Kim’s attention and care was something that really pulled me out, and strengthened my attraction to him. Seeing him so worried about my health made me realize how much I adored him, but I feared he was doing it out of respect and not mutual feelings. Guess I was wrong.
The plasmid, it was a weird scene. I pinched myself many times to make sure I wasn’t dreaming. Even looked behind for Kim, and he was as surprised as me.
When Kim learned I was trying to overcome my addiction to cigarettes he stopped smoking near me, even if it affected his whole nightly ritual.
He wasn’t circumcised. I remembered this when I saw some smut art that showed him as such.
Kim suker-punched some homophobic asshole and I cheered him loudly. He just remained silent and kept walking with me.

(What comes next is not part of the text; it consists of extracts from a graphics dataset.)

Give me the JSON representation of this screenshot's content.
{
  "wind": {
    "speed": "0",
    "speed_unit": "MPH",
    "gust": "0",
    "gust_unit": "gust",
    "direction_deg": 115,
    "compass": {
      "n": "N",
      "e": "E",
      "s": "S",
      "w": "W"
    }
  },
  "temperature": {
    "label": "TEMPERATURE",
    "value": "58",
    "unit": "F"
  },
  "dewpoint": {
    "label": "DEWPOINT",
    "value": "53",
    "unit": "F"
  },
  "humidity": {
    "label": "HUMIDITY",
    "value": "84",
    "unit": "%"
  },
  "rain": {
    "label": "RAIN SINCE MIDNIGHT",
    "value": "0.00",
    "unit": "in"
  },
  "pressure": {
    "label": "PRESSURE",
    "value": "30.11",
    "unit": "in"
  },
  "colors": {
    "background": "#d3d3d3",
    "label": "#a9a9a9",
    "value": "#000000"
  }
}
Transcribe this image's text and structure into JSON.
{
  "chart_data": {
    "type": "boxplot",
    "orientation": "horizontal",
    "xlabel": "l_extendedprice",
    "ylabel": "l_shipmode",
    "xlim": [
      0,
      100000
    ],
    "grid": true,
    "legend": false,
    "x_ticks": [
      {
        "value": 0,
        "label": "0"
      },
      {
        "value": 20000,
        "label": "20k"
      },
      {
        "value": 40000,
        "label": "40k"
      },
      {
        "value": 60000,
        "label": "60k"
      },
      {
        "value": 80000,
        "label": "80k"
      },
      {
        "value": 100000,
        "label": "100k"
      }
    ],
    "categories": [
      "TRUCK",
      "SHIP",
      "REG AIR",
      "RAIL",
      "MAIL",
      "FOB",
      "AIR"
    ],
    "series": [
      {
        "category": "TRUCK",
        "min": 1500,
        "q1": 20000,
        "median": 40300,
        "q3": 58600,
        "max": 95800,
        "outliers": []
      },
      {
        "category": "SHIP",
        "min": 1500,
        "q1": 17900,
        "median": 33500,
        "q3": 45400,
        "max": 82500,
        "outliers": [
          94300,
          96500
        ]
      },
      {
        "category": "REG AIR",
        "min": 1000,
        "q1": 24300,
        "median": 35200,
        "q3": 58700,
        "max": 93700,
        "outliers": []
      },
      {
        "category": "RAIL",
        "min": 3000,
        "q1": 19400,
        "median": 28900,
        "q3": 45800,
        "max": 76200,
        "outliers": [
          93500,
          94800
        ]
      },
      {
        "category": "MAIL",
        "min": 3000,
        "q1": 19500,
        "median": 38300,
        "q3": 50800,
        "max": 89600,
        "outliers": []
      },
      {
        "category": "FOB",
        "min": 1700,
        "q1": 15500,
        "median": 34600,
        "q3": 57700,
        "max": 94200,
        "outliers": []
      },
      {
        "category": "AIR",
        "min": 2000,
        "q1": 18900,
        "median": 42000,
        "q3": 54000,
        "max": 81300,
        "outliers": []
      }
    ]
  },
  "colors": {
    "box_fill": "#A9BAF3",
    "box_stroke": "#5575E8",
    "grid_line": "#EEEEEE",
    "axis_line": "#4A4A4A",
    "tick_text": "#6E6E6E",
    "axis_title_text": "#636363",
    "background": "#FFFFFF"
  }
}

One time, after this case, we were hanging out somewhere in Revachol. There were some clothes stores by the street we were walking on, and I remember seeing a stupid-looking bright orange jacket in a store's window. Same color as Kim's jacket. I entered the store, he followed behind me slightly confused. I searched across the place, grabbed it and put it right on my shoulders. Pulled a pose, with a dumb grin, to him, he broke down laughing from it. Didn't let me buy the jacket tho
Had book clubs, actual meetings organized by the local communist chapter. Kim knew what it was but just didn’t comment.
Some nights were actual book clubs, and he sometimes joined. There was an old lady there who always said we were a cute couple.
Kim and I shared a small apartment. Always filled to the brim with my postcards collections and magazines, and Kim’s plants.
We both wanted a cat, but one of us was sadly allergic.
One day Jean came to me while I was at my desk, and said something on how he knew I could come up on top. I think it was his way to say he was proud of me in some way.
One time Jean grabbed Kim by his jacket’s collar and threatened him, saying that if he were to ever hurt me and break my heart, he would personally take care of him.